Pude hacer cálculos al día siguiente para deducir que habría cogido el sueño a las seis de la mañana y era a las ocho cuando desperté y ya decidí levantarme como otros días, y es cosa curiosa que a esa hora no estaba el perro ladrando como hace todos los días y a esa hora me importa un bledo que lo haga si quiere, porque yo pongo en servicio la radio y no me entero.

Me quedaba por saber cuál sería el motivo de aquel desajuste del perro y no me privé de contactar con sus dueños para preguntarles si habían escuchado los ladridos nocturnos del pobre Nico, haciéndoles  saber si estaban enterados del folklore y  puedo decir que se adelantaron para contarme la noche que habían pasado ellos al no haberles hecho caso al asomarse tres veces a la ventana para reprenderlo con el correspondiente cabreo, sin poder conseguir que les hiciera un mínimo caso.
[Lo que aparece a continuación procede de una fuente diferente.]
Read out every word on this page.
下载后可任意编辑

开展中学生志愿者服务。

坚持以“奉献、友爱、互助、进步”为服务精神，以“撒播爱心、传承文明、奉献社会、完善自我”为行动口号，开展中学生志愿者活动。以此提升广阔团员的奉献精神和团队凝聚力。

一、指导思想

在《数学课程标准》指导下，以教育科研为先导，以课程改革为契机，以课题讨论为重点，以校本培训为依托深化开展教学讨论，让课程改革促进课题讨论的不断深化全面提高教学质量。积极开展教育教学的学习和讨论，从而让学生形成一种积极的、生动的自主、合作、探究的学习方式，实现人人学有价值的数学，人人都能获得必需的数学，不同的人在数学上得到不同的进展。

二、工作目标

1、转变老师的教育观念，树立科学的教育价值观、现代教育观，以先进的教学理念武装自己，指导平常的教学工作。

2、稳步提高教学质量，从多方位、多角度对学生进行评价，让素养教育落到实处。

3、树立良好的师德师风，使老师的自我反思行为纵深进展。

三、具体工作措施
Total, que tuve que retener mis intenciones de reproche y quedar ambos conformes deseosos de saber, cuál sería el motivo de habernos estado fastidiarnos toda la noche.

Ocurrió que al comentar  al día siguiente con un amigo que tiene una huerta lindando con mí parcela, de inmediato cuando yo empecé a contarle lo de la mala noche que había pasado por culpa del perro, no me dejó que continuara para decirme que seguro que había sido uno o varios jabalíes que habían dejado huellas en su finca, los que habían alterado la plácida noche que acostumbra a vigilar el perro Nico para cumplir con su obligación de guardián.
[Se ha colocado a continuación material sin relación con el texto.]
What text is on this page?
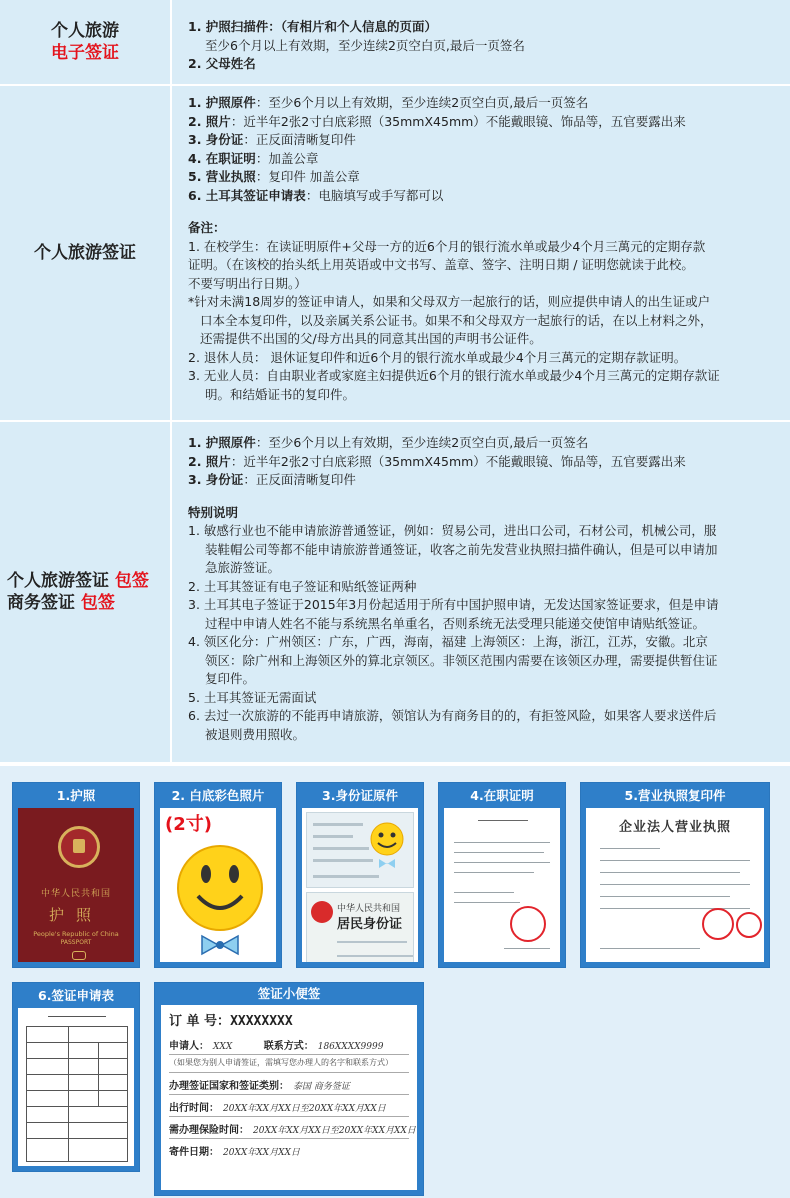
个人旅游
电子签证
1. 护照扫描件：（有相片和个人信息的页面）
至少6个月以上有效期，至少连续2页空白页,最后一页签名
2. 父母姓名
个人旅游签证
1. 护照原件：至少6个月以上有效期，至少连续2页空白页,最后一页签名
2. 照片：近半年2张2寸白底彩照（35mmX45mm）不能戴眼镜、饰品等，五官要露出来
3. 身份证：正反面清晰复印件
4. 在职证明：加盖公章
5. 营业执照：复印件 加盖公章
6. 土耳其签证申请表：电脑填写或手写都可以
备注：
1. 在校学生：在读证明原件+父母一方的近6个月的银行流水单或最少4个月三萬元的定期存款
证明。（在该校的抬头纸上用英语或中文书写、盖章、签字、注明日期 / 证明您就读于此校。
不要写明出行日期。）
*针对未满18周岁的签证申请人，如果和父母双方一起旅行的话，则应提供申请人的出生证或户
口本全本复印件，以及亲属关系公证书。如果不和父母双方一起旅行的话，在以上材料之外，
还需提供不出国的父/母方出具的同意其出国的声明书公证件。
2. 退休人员： 退休证复印件和近6个月的银行流水单或最少4个月三萬元的定期存款证明。
3. 无业人员：自由职业者或家庭主妇提供近6个月的银行流水单或最少4个月三萬元的定期存款证
明。和结婚证书的复印件。
个人旅游签证 包签
商务签证 包签
1. 护照原件：至少6个月以上有效期，至少连续2页空白页,最后一页签名
2. 照片：近半年2张2寸白底彩照（35mmX45mm）不能戴眼镜、饰品等，五官要露出来
3. 身份证：正反面清晰复印件
特别说明
1. 敏感行业也不能申请旅游普通签证，例如：贸易公司，进出口公司，石材公司，机械公司，服
装鞋帽公司等都不能申请旅游普通签证，收客之前先发营业执照扫描件确认，但是可以申请加
急旅游签证。
2. 土耳其签证有电子签证和贴纸签证两种
3. 土耳其电子签证于2015年3月份起适用于所有中国护照申请，无发达国家签证要求，但是申请
过程中申请人姓名不能与系统黑名单重名，否则系统无法受理只能递交使馆申请贴纸签证。
4. 领区化分：广州领区：广东，广西，海南，福建 上海领区：上海，浙江，江苏，安徽。北京
领区：除广州和上海领区外的算北京领区。非领区范围内需要在该领区办理，需要提供暂住证
复印件。
5. 土耳其签证无需面试
6. 去过一次旅游的不能再申请旅游，领馆认为有商务目的的，有拒签风险，如果客人要求送件后
被退则费用照收。
1.护照
中华人民共和国
护照
People's Republic of China
PASSPORT
2. 白底彩色照片
(2寸)
3.身份证原件
中华人民共和国
居民身份证
4.在职证明	5.营业执照复印件
企业法人营业执照
6.签证申请表	签证小便签
订 单 号：XXXXXXXX
申请人： XXX	联系方式： 186XXXX9999
（如果您为别人申请签证，需填写您办理人的名字和联系方式）
办理签证国家和签证类别： 泰国 商务签证
出行时间： 20XX年XX月XX日至20XX年XX月XX日
需办理保险时间： 20XX年XX月XX日至20XX年XX月XX日
寄件日期： 20XX年XX月XX日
Me informó que no era la primera vez que dejaban sus huellas y también estaba informado del refugio que utilizaban en las escombreras de Solvay y que para su recorrido al llegar la noche, cruzaban la vía en busca de alimento de sabor apetecible. Una de sus plantas preferidas la desenterraba en la  finca de mi amigo. Era un tipo de planta que abundaba a la orilla de los setos y dejaba unos buenos pozos rodeados de tierra substraída con su hocico y sus patas.

Informado de todos los episodios que me fue contando, me dieron ganas de retornar a mi parcela y comprobar si había alguna huella de los jabalíes. Mi sorpresa fue mayúscula cuando al iniciar mí recorrido a orillas del seto de mí parcela que tiene más de veinte metros de largo y ver aquellos pozos que pude contar que eran catorce, y algunos me dejaron sorprendido de aquella profundidad y de la excavación  de aquellos montones de tierra, que me apresuré a rellenarlos  con la tierra que los adornaba, convencido en la suposición de que los jabalíes habían dejado bien pulido el total de comestible que trituraron en el recorrido, pero sólo dos pasaron dos días, para que volvieran a desenterrar toda la tierra que los condenados habían vuelto a extraer, pero sumando dos hoyos más.

Cosa curiosa, aquella noche no me habían quitado el sueño, se conoce que vinieron a hacer su recorrido estando yo dormido. Que lo hagan así siempre y así seguirán sin que la Guardia Civil les reproche el acercarse demasiado a la vecindad. Por lo menos que sean más de 10 metros,  que fueron los que, como esta  vez, se acercaron a los muros de mi casa.